Она молчала, глядя в небо. Что сказать? Разве она знает?
— Молчишь?.. Ну, хорошо… Я сам понял.
— Ну? — тревожно сорвалось у нее.
— Я был глуп, поверив в то, что женщина, даже такая недюжинная, как ты, удовлетворится чувством без договоров и обязательств. Я должен был брать с тебя клятвы в верности и клясться сам. Я должен был забрасывать тебя письмами, вечной тенью реять над тобой, подозревать, упрекать, угрожать, напоминать, требовать… Я должен был заковать крепкою цепью твою волю, твои порывы, твои мечты… Разве уважаете вы чувство свободное и гордое? Вам — даже лучшей из вас, даже самой сильной — все-таки нужен властелин. И этот мальчик уже вошел в свою роль. Не знаю, умен ли он, но он инстинктом угадал, что ты жаждешь рабства. Он пришел вовремя. А может быть, ты всегда была такой, а я тебя идеализировал? В любви ты — женщина, как все…
Надежда Васильевна невольно закрыла лицо руками. Ей стало страшно. Он точно раскрыл перед нею ее собственное сердце.
Он взял ее руки и поочередно поцеловал их.
— Я мечтал когда-то, что мы состаримся вместе, что наша любовь переживет и разлуку, и время.
— Полно, голубчик!.. О чем тебе жалеть? Я старше тебя. Мне уже за сорок… У меня дочь невеста. Тебя потянет к молодости, как и меня, — видишь, — потянуло.

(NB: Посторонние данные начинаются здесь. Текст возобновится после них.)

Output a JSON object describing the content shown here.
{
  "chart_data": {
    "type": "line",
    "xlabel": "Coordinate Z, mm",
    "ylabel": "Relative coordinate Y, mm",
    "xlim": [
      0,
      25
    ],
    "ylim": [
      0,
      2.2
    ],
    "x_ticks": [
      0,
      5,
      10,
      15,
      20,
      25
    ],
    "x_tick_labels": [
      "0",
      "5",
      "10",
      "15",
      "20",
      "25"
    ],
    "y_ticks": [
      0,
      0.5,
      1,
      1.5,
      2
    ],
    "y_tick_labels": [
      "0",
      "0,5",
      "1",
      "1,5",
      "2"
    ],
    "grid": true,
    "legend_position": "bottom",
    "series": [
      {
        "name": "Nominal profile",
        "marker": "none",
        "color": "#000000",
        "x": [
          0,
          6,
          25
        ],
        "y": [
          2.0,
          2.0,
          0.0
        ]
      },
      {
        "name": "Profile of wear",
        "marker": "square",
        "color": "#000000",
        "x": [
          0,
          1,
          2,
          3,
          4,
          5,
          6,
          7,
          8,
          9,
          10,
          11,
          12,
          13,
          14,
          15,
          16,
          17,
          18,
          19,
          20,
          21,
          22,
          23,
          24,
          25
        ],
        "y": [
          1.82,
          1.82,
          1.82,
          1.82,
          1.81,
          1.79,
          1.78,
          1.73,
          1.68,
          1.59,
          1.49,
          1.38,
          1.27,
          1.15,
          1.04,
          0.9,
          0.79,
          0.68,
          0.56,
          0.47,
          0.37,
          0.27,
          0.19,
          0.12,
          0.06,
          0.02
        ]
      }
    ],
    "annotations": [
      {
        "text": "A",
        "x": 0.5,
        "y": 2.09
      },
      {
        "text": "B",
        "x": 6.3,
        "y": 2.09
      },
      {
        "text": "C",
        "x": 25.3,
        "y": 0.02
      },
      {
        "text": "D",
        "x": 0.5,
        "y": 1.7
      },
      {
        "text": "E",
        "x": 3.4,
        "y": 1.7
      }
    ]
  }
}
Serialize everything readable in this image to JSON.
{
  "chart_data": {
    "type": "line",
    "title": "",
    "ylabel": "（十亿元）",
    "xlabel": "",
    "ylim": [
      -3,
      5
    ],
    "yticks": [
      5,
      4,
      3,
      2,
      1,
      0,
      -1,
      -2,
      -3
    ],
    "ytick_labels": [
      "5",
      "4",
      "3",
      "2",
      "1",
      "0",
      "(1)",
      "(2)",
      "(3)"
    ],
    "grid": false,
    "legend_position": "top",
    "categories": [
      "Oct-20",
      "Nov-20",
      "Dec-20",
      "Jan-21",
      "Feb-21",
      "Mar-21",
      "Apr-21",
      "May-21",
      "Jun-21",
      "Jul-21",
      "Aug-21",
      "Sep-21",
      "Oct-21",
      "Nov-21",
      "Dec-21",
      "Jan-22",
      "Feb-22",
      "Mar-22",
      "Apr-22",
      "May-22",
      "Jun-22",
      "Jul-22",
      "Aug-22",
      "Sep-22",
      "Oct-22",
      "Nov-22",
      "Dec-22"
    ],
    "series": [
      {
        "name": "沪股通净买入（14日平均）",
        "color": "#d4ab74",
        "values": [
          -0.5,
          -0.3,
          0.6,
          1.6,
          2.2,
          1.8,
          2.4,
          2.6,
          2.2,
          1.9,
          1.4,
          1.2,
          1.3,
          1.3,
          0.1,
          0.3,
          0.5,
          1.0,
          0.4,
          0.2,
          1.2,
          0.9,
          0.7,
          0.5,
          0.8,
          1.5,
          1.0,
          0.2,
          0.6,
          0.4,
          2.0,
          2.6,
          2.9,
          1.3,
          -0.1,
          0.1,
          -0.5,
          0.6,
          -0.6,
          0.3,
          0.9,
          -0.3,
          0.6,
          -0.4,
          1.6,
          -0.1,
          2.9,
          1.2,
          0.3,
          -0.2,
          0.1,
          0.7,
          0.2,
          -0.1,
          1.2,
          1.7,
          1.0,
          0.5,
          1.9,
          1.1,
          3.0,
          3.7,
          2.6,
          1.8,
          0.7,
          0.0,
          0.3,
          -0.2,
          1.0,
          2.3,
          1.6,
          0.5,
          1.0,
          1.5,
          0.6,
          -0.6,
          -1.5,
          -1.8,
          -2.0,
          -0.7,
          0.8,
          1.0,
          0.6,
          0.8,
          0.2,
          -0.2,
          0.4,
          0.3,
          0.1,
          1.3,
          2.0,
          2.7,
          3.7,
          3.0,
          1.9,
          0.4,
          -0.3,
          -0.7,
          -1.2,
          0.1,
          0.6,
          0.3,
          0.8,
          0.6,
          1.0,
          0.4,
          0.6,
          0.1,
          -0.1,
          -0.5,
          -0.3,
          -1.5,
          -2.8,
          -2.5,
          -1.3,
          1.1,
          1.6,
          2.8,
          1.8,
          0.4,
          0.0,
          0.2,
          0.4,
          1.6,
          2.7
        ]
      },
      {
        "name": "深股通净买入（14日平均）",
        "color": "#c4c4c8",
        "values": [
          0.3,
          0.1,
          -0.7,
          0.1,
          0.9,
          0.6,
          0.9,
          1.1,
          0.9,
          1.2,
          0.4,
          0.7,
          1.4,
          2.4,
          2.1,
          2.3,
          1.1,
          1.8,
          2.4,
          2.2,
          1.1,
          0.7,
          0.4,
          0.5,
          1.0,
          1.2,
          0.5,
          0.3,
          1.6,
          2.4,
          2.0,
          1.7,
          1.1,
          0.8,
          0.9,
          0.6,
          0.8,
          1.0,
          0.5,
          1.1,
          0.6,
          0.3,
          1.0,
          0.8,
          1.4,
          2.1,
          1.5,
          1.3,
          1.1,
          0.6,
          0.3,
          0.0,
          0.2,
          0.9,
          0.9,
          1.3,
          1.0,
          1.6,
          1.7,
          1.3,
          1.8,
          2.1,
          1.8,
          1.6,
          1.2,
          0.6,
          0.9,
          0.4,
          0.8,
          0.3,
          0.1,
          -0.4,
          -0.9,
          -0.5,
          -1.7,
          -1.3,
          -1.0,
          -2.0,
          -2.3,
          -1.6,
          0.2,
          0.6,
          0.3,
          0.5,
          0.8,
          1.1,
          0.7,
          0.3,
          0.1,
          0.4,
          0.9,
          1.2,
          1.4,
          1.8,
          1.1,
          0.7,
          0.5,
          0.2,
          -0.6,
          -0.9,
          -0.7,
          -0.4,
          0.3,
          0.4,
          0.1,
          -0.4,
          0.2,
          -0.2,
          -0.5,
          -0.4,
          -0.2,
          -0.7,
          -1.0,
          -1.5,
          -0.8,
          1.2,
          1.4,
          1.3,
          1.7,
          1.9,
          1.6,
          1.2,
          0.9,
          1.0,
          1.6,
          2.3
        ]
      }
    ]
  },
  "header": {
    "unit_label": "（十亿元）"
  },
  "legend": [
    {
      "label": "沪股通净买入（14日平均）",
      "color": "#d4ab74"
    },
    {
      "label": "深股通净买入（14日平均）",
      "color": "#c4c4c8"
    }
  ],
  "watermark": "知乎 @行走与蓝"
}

— Разве дело в годах? Такую, как ты, я уже никогда не встречу… Когда я был еще студентом, я мечтал полюбить гордую, сильную женщину, товарища в любви, смелую, как мужчина, в своих увлечениях. И ты — одна ты — была такою… Что случилось? Почему все рухнуло? Скажи… ты давно его любишь?
Она ответила ему широким, удивленным взглядом.
— Я его любила всю жизнь.
Это сорвалось у нее так непосредственно, с такой потрясающей искренностью, что Бутурлин почувствовал себя выбитым из колеи.
«А меня?..» — чуть не крикнул он. Но не хватило духа. Расстаться с последней иллюзией теперь, когда он потерял все? И ему вдруг до слез захотелось обнять эту женщину, вернувшую ему юность, дарившую ему радость, осуществившую его прекрасные, несбыточные мечты.
Но она вся была полна другим. Она уже не принадлежала себе. Вся она была чужой собственностью, более чуждой ему, чем первая встречная женщина, платье которой прошуршало вон там, на дороге.
— Уже поздно. Пора! — расслышал он ее тревожный голос.
Да. Пора…
Когда они шли обратно, не оглядываясь на эту скамью, на этот обрыв, на эту манящую даль, он чувствовал себя старым, лысым, смешным, ненужным.